You would think, if you knew my parents, that I would have been a born birder. Some of my earliest memories are of family walks through the woods, pausing frequently to "bish" a furtive warbler into closer view. For the longest time, my father had a picture of a woodcock on the door that he had made for my mother with the caption; "bzeep" means I love you. We used to make barred owl calls to each other when approaching the house after a morning's explore.

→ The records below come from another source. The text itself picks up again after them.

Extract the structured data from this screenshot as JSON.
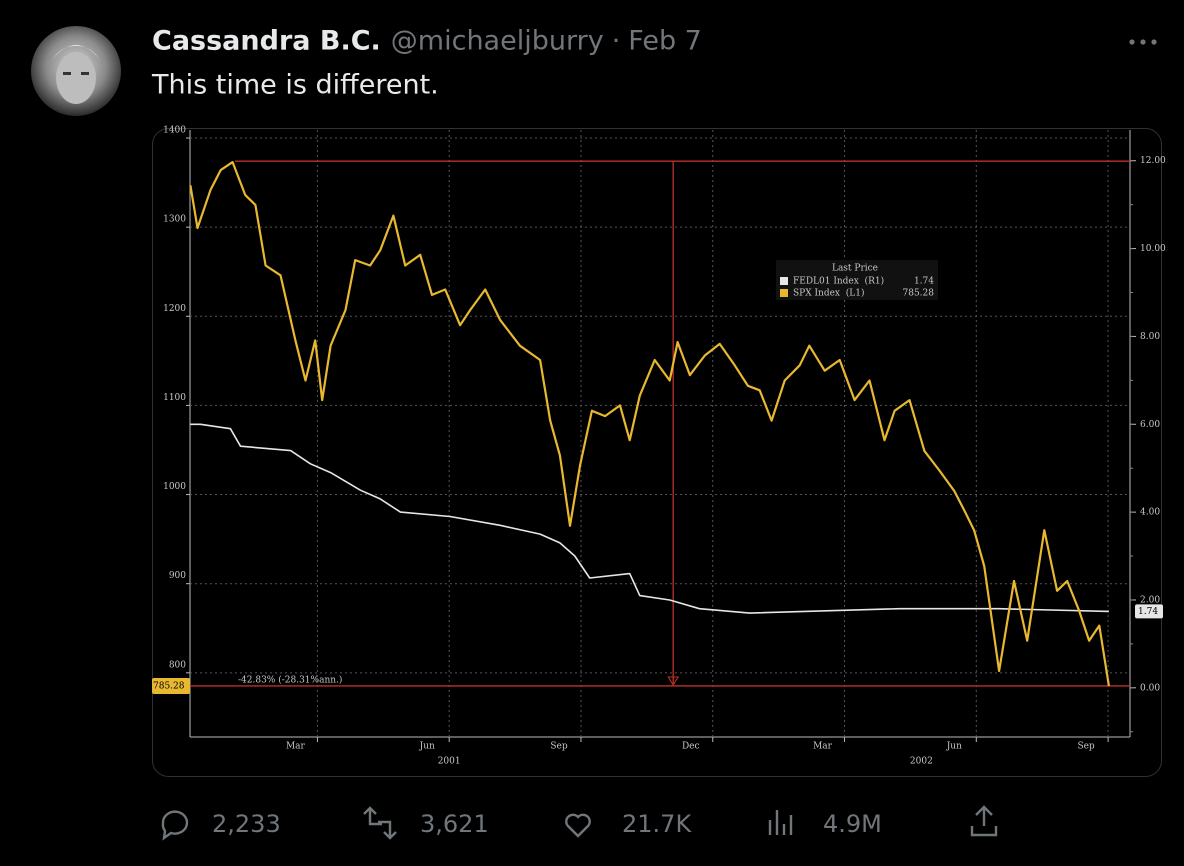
{
  "tweet": {
    "author": {
      "name": "Cassandra B.C.",
      "handle": "@michaeljburry"
    },
    "date": "Feb 7",
    "text": "This time is different.",
    "metrics": {
      "replies": "2,233",
      "reposts": "3,621",
      "likes": "21.7K",
      "views": "4.9M"
    }
  },
  "chart_data": {
    "type": "line",
    "xlim": [
      0.1,
      21.5
    ],
    "xticks": [
      {
        "value": 2.5,
        "label": "Mar"
      },
      {
        "value": 5.5,
        "label": "Jun"
      },
      {
        "value": 8.5,
        "label": "Sep"
      },
      {
        "value": 11.5,
        "label": "Dec"
      },
      {
        "value": 14.5,
        "label": "Mar"
      },
      {
        "value": 17.5,
        "label": "Jun"
      },
      {
        "value": 20.5,
        "label": "Sep"
      }
    ],
    "year_labels": [
      {
        "value": 6,
        "label": "2001"
      },
      {
        "value": 16.75,
        "label": "2002"
      }
    ],
    "ylim": [
      728,
      1409
    ],
    "yticks": [
      800,
      900,
      1000,
      1100,
      1200,
      1300,
      1400
    ],
    "y2lim": [
      -1.12,
      12.7
    ],
    "y2ticks": [
      {
        "value": 0,
        "label": "0.00"
      },
      {
        "value": 2,
        "label": "2.00"
      },
      {
        "value": 4,
        "label": "4.00"
      },
      {
        "value": 6,
        "label": "6.00"
      },
      {
        "value": 8,
        "label": "8.00"
      },
      {
        "value": 10,
        "label": "10.00"
      },
      {
        "value": 12,
        "label": "12.00"
      }
    ],
    "grid": true,
    "legend_title": "Last Price",
    "series": [
      {
        "name": "FEDL01 Index  (R1)",
        "color": "#e6e6e6",
        "axis": "y2",
        "last": 1.74,
        "x": [
          0.11,
          0.34,
          1.02,
          1.25,
          2.39,
          2.84,
          3.3,
          3.98,
          4.43,
          4.89,
          6.02,
          7.16,
          8.07,
          8.52,
          8.86,
          9.2,
          10.11,
          10.34,
          11.02,
          11.7,
          12.84,
          16.25,
          18.52,
          21.02
        ],
        "values": [
          6.0,
          6.0,
          5.9,
          5.5,
          5.4,
          5.1,
          4.9,
          4.5,
          4.3,
          4.0,
          3.9,
          3.7,
          3.5,
          3.3,
          3.0,
          2.5,
          2.6,
          2.1,
          2.0,
          1.8,
          1.7,
          1.8,
          1.8,
          1.74
        ]
      },
      {
        "name": "SPX Index  (L1)",
        "color": "#e8b830",
        "last": 785.28,
        "x": [
          0.11,
          0.27,
          0.57,
          0.8,
          1.07,
          1.36,
          1.59,
          1.82,
          2.16,
          2.5,
          2.73,
          2.95,
          3.11,
          3.3,
          3.64,
          3.86,
          4.2,
          4.43,
          4.73,
          5.0,
          5.34,
          5.61,
          5.91,
          6.25,
          6.48,
          6.82,
          7.16,
          7.61,
          8.07,
          8.3,
          8.52,
          8.75,
          8.98,
          9.25,
          9.55,
          9.89,
          10.11,
          10.34,
          10.68,
          11.02,
          11.2,
          11.48,
          11.82,
          12.16,
          12.5,
          12.8,
          13.07,
          13.34,
          13.64,
          13.98,
          14.2,
          14.55,
          14.89,
          15.23,
          15.57,
          15.91,
          16.14,
          16.48,
          16.82,
          17.16,
          17.5,
          17.73,
          17.95,
          18.18,
          18.52,
          18.86,
          19.16,
          19.55,
          19.84,
          20.07,
          20.34,
          20.57,
          20.8,
          21.02
        ],
        "values": [
          1347,
          1299,
          1342,
          1364,
          1373,
          1336,
          1325,
          1257,
          1246,
          1173,
          1128,
          1173,
          1106,
          1167,
          1207,
          1263,
          1257,
          1274,
          1313,
          1257,
          1269,
          1224,
          1230,
          1190,
          1207,
          1230,
          1196,
          1167,
          1151,
          1083,
          1044,
          965,
          1033,
          1094,
          1088,
          1100,
          1061,
          1111,
          1151,
          1128,
          1171,
          1134,
          1156,
          1169,
          1145,
          1122,
          1117,
          1083,
          1128,
          1145,
          1167,
          1139,
          1151,
          1106,
          1128,
          1061,
          1094,
          1106,
          1049,
          1027,
          1004,
          982,
          960,
          920,
          802,
          903,
          836,
          960,
          892,
          903,
          870,
          836,
          853,
          785.28
        ]
      }
    ],
    "annotation": {
      "text": "-42.83% (-28.31%ann.)",
      "high": 1374,
      "x": 11.1
    }
  }
}
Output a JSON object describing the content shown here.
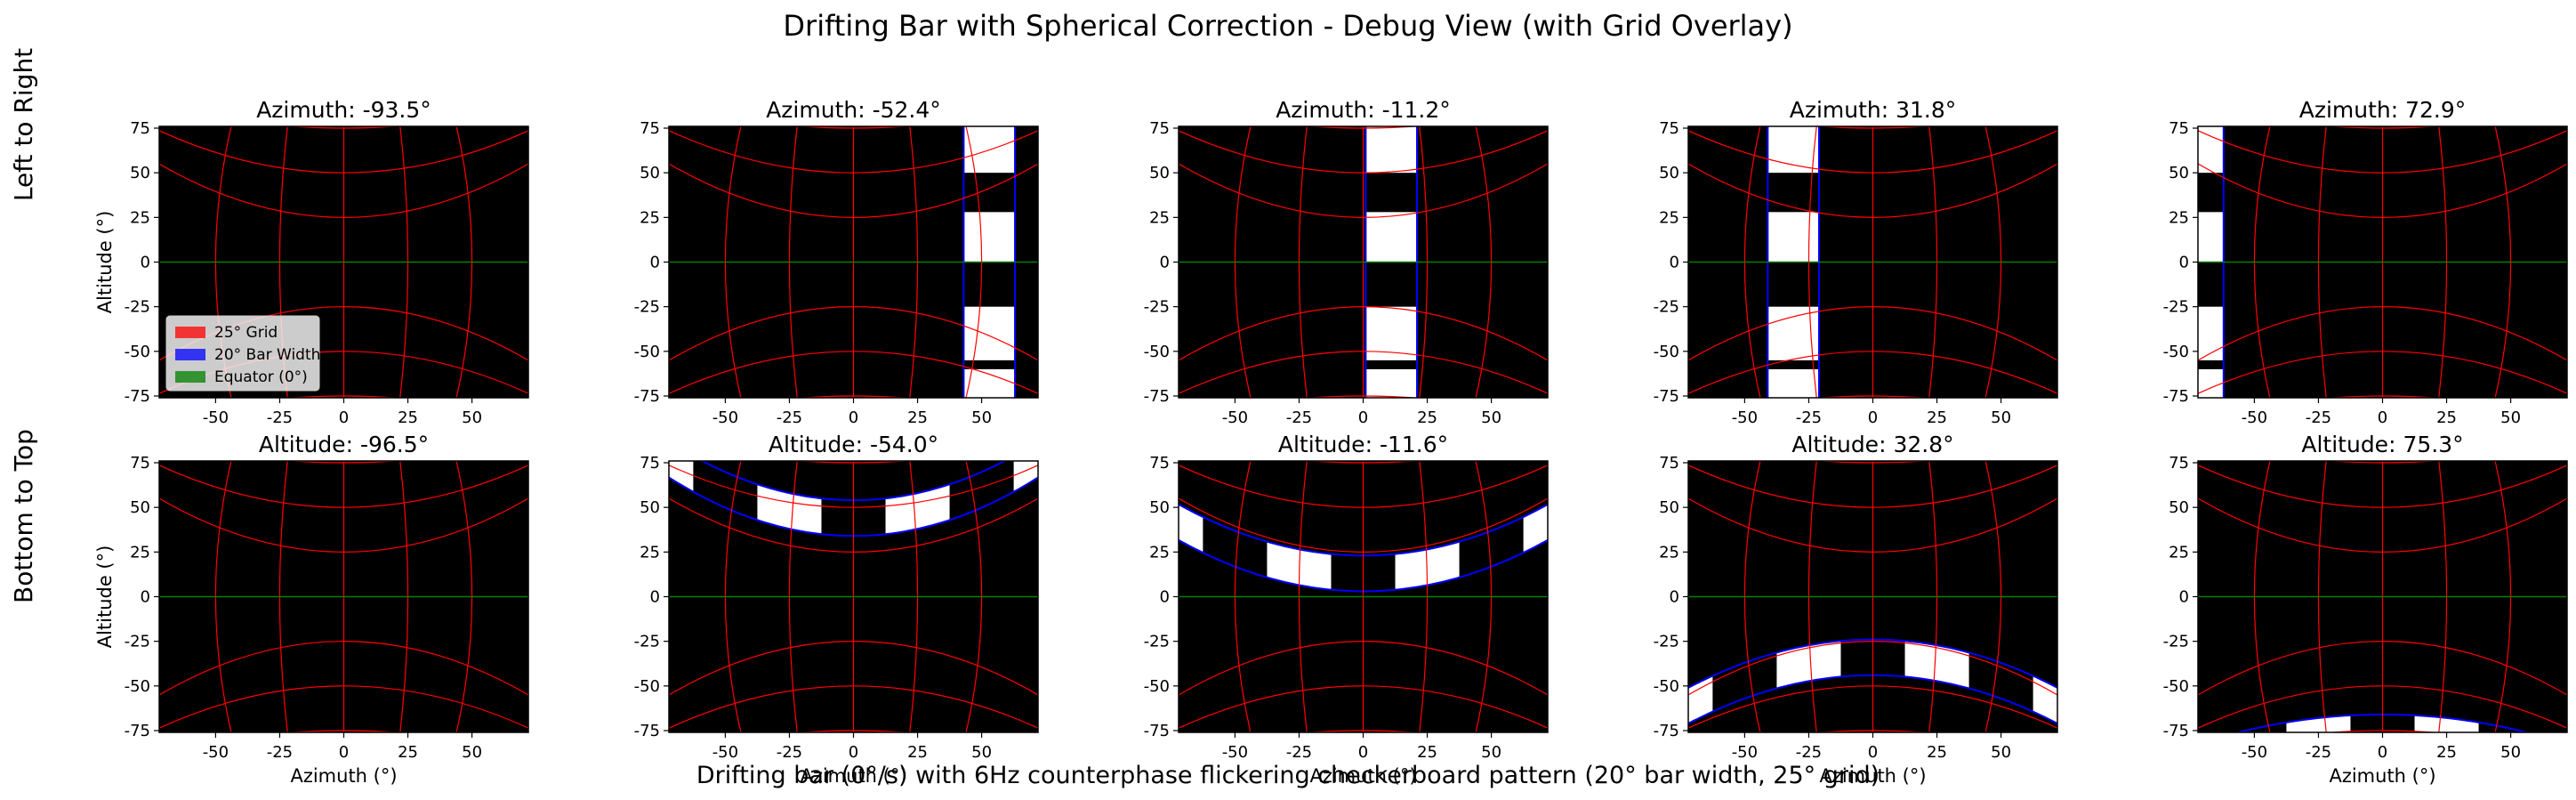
{
  "figure": {
    "title": "Drifting Bar with Spherical Correction - Debug View (with Grid Overlay)",
    "caption": "Drifting bar (0°/s) with 6Hz counterphase flickering checkerboard pattern (20° bar width, 25° grid)",
    "row_labels": [
      "Left to Right",
      "Bottom to Top"
    ]
  },
  "colors": {
    "background": "#000000",
    "grid": "#ff0000",
    "bar_width": "#0000ff",
    "equator": "#008000",
    "pattern_light": "#ffffff"
  },
  "chart_data": [
    {
      "type": "heatmap",
      "row": 0,
      "col": 0,
      "title": "Azimuth: -93.5°",
      "xlabel": "",
      "ylabel": "Altitude (°)",
      "xlim": [
        -72,
        72
      ],
      "ylim": [
        -76,
        76
      ],
      "xticks": [
        "-50",
        "-25",
        "0",
        "25",
        "50"
      ],
      "yticks": [
        "75",
        "50",
        "25",
        "0",
        "-25",
        "-50",
        "-75"
      ],
      "grid_lines_deg": [
        -50,
        -25,
        0,
        25,
        50
      ],
      "bar": null,
      "legend": {
        "location": "lower left",
        "entries": [
          "25° Grid",
          "20° Bar Width",
          "Equator (0°)"
        ]
      }
    },
    {
      "type": "heatmap",
      "row": 0,
      "col": 1,
      "title": "Azimuth: -52.4°",
      "xlabel": "",
      "ylabel": "",
      "xlim": [
        -72,
        72
      ],
      "ylim": [
        -76,
        76
      ],
      "xticks": [
        "-50",
        "-25",
        "0",
        "25",
        "50"
      ],
      "yticks": [
        "75",
        "50",
        "25",
        "0",
        "-25",
        "-50",
        "-75"
      ],
      "bar": {
        "orientation": "vertical",
        "from_deg": 43,
        "to_deg": 63
      }
    },
    {
      "type": "heatmap",
      "row": 0,
      "col": 2,
      "title": "Azimuth: -11.2°",
      "xlabel": "",
      "ylabel": "",
      "xlim": [
        -72,
        72
      ],
      "ylim": [
        -76,
        76
      ],
      "xticks": [
        "-50",
        "-25",
        "0",
        "25",
        "50"
      ],
      "yticks": [
        "75",
        "50",
        "25",
        "0",
        "-25",
        "-50",
        "-75"
      ],
      "bar": {
        "orientation": "vertical",
        "from_deg": 1,
        "to_deg": 21
      }
    },
    {
      "type": "heatmap",
      "row": 0,
      "col": 3,
      "title": "Azimuth: 31.8°",
      "xlabel": "",
      "ylabel": "",
      "xlim": [
        -72,
        72
      ],
      "ylim": [
        -76,
        76
      ],
      "xticks": [
        "-50",
        "-25",
        "0",
        "25",
        "50"
      ],
      "yticks": [
        "75",
        "50",
        "25",
        "0",
        "-25",
        "-50",
        "-75"
      ],
      "bar": {
        "orientation": "vertical",
        "from_deg": -41,
        "to_deg": -21
      }
    },
    {
      "type": "heatmap",
      "row": 0,
      "col": 4,
      "title": "Azimuth: 72.9°",
      "xlabel": "",
      "ylabel": "",
      "xlim": [
        -72,
        72
      ],
      "ylim": [
        -76,
        76
      ],
      "xticks": [
        "-50",
        "-25",
        "0",
        "25",
        "50"
      ],
      "yticks": [
        "75",
        "50",
        "25",
        "0",
        "-25",
        "-50",
        "-75"
      ],
      "bar": {
        "orientation": "vertical",
        "from_deg": -80,
        "to_deg": -62
      }
    },
    {
      "type": "heatmap",
      "row": 1,
      "col": 0,
      "title": "Altitude: -96.5°",
      "xlabel": "Azimuth (°)",
      "ylabel": "Altitude (°)",
      "xlim": [
        -72,
        72
      ],
      "ylim": [
        -76,
        76
      ],
      "xticks": [
        "-50",
        "-25",
        "0",
        "25",
        "50"
      ],
      "yticks": [
        "75",
        "50",
        "25",
        "0",
        "-25",
        "-50",
        "-75"
      ],
      "bar": null
    },
    {
      "type": "heatmap",
      "row": 1,
      "col": 1,
      "title": "Altitude: -54.0°",
      "xlabel": "Azimuth (°)",
      "ylabel": "",
      "xlim": [
        -72,
        72
      ],
      "ylim": [
        -76,
        76
      ],
      "xticks": [
        "-50",
        "-25",
        "0",
        "25",
        "50"
      ],
      "yticks": [
        "75",
        "50",
        "25",
        "0",
        "-25",
        "-50",
        "-75"
      ],
      "bar": {
        "orientation": "horizontal",
        "center_deg": 44,
        "width_deg": 20,
        "curvature_deg": 40
      }
    },
    {
      "type": "heatmap",
      "row": 1,
      "col": 2,
      "title": "Altitude: -11.6°",
      "xlabel": "Azimuth (°)",
      "ylabel": "",
      "xlim": [
        -72,
        72
      ],
      "ylim": [
        -76,
        76
      ],
      "xticks": [
        "-50",
        "-25",
        "0",
        "25",
        "50"
      ],
      "yticks": [
        "75",
        "50",
        "25",
        "0",
        "-25",
        "-50",
        "-75"
      ],
      "bar": {
        "orientation": "horizontal",
        "center_deg": 13,
        "width_deg": 20,
        "curvature_deg": 35
      }
    },
    {
      "type": "heatmap",
      "row": 1,
      "col": 3,
      "title": "Altitude: 32.8°",
      "xlabel": "Azimuth (°)",
      "ylabel": "",
      "xlim": [
        -72,
        72
      ],
      "ylim": [
        -76,
        76
      ],
      "xticks": [
        "-50",
        "-25",
        "0",
        "25",
        "50"
      ],
      "yticks": [
        "75",
        "50",
        "25",
        "0",
        "-25",
        "-50",
        "-75"
      ],
      "bar": {
        "orientation": "horizontal",
        "center_deg": -34,
        "width_deg": 20,
        "curvature_deg": -33
      }
    },
    {
      "type": "heatmap",
      "row": 1,
      "col": 4,
      "title": "Altitude: 75.3°",
      "xlabel": "Azimuth (°)",
      "ylabel": "",
      "xlim": [
        -72,
        72
      ],
      "ylim": [
        -76,
        76
      ],
      "xticks": [
        "-50",
        "-25",
        "0",
        "25",
        "50"
      ],
      "yticks": [
        "75",
        "50",
        "25",
        "0",
        "-25",
        "-50",
        "-75"
      ],
      "bar": {
        "orientation": "horizontal",
        "center_deg": -76,
        "width_deg": 20,
        "curvature_deg": -20
      }
    }
  ]
}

But I never had the birding bug and was content to recognize forms but not the subtle distinctions of individual species until I went to Africa, where all my frames of reference were turned on end. Familiar constellations spun with their feet in the air, and the moon waxed and waned from opposite sides of its pale face. Everything - smells, seasons, the rhythms of life and of death - was strange and new. I immersed myself in all the experience had to offer. And I learned the birds.
I learned to tell when the cape turtle doves (Streptopelia senegalensis), perched in the drooping thorns at twilight, would suddenly drop in a flurry of wings to dip and drink and flash up again before a mongoose or rooicat could leap at the trough. I found that one of the best things to do while waiting alongside a dusty track for a ride to come along was to peer into the thorn veld, watch what was high in the makalani palms or perched on a nearby termite mound. I learned their common names in Damara, Oshiwambo, Afrikaans, or Ju/'hoan. I met a woman who loved birds and discovered the joys of birding in love that my parents clearly knew.
Birders in British Commonwealth nations call the pursuit of previously located rarities "twitching", and one of my favorite twitchers was an Anglican priest in Namibia named Michael Yates. Michael was a frustrated falconer and a bander of eagles. One memorable day he and I took the doors off his aged land rover and drove out to the hills above the Namibian capitol, Windhoek, looking for raptors. The best place to spot an eagle in this high arid plateau is perched on telephone poles. When we came upon a great bird of prey keenly observing us from the top of a pole, we would slowly drive past and toss out a wire mesh cage in which a white mouse or dove was contained and with thin snares fastened all along its top and sides. We'd continue on around the bend or into a dip in the road so that we could just see the top of the pole and the eagle dropping to the roadside. Then back we would dash, quick as lightning, and maybe if we were lucky a talon had caught in the snare and the bird was not able to beat aloft. The eagle would be swiftly pinioned, bands attached and measurements taken, then released to soar skyward. On this particular occasion it was a tawny eagle (Aquila rapax) that we managed to band in this way, a bird that ranges across Africa to south eastern Europe, the Middle East and south Asia.
In fact, many of the birds I came to think of as African were migrants from Eurasia and just as much a part of those places as the neo-tropical migrants of our New England summers are to their winter quarters in the Caribbean and Central and South America. The hoopoe (Upupa epops) appears at left on a stamp from Cambodia but was a regular companion during the southern African summer months, likewise the Eurasian bee-eater (Merops apiaster) depicted on the Vietnamese stamp at right.
I had many favorites that regrettably I cannot depict for you here in stamps from my collection. Among these were the Bataleur eagle (Terathopius ecaudatus), whose name is pronounced /wee-sa in the language of the Ju/'hoansi people of the Kalahari where I first saw them gliding above Nyae Nyae Pan. I can still see the pendulous nests of the masked weavers (Ploceus velatus) adorning the acacias and camel thorns in the dry riverbeds, or fastened to the upright reeds of Phragmites australis in its native habitat. I can still hear the "Go-Away" call of the grey lourie (Corythaixoides concolor) creaking like a rusty hinge, and see the Goliath heron (Ardea goliath) stabbing at fish on the shores of Lake Kariba with crocodiles for company.
The one I miss most was an old friend and constant companion: the Yellow-billed Hornbill (Tockus flavirostris), Kipling's kolokolo bird. There was one that used to attack its own reflection, defending its territory from the impertinent interloper reflected in the windowpane. The males wall up their mates and young in the cavities of trees with mud, passing food through the a crack until their offspring have fledged. It is a good strategy for keeping predators at bay.
The twitcher's art has progressed light years ahead of those times in the early and mid-1990s spent wandering the bush with an old pair of field glasses and a worn copy of Roberts Birds of Southern Africa under my arm. CDs, the Internet and a monumental bird atlas of the lower portions of Africa have made identification much easier by sight and song and opened up new areas for birding. Still, I was never attracted to the paraphernalia of bird watching, just the simple joy of discovery and sharing it with someone I love, and that is how I bird today.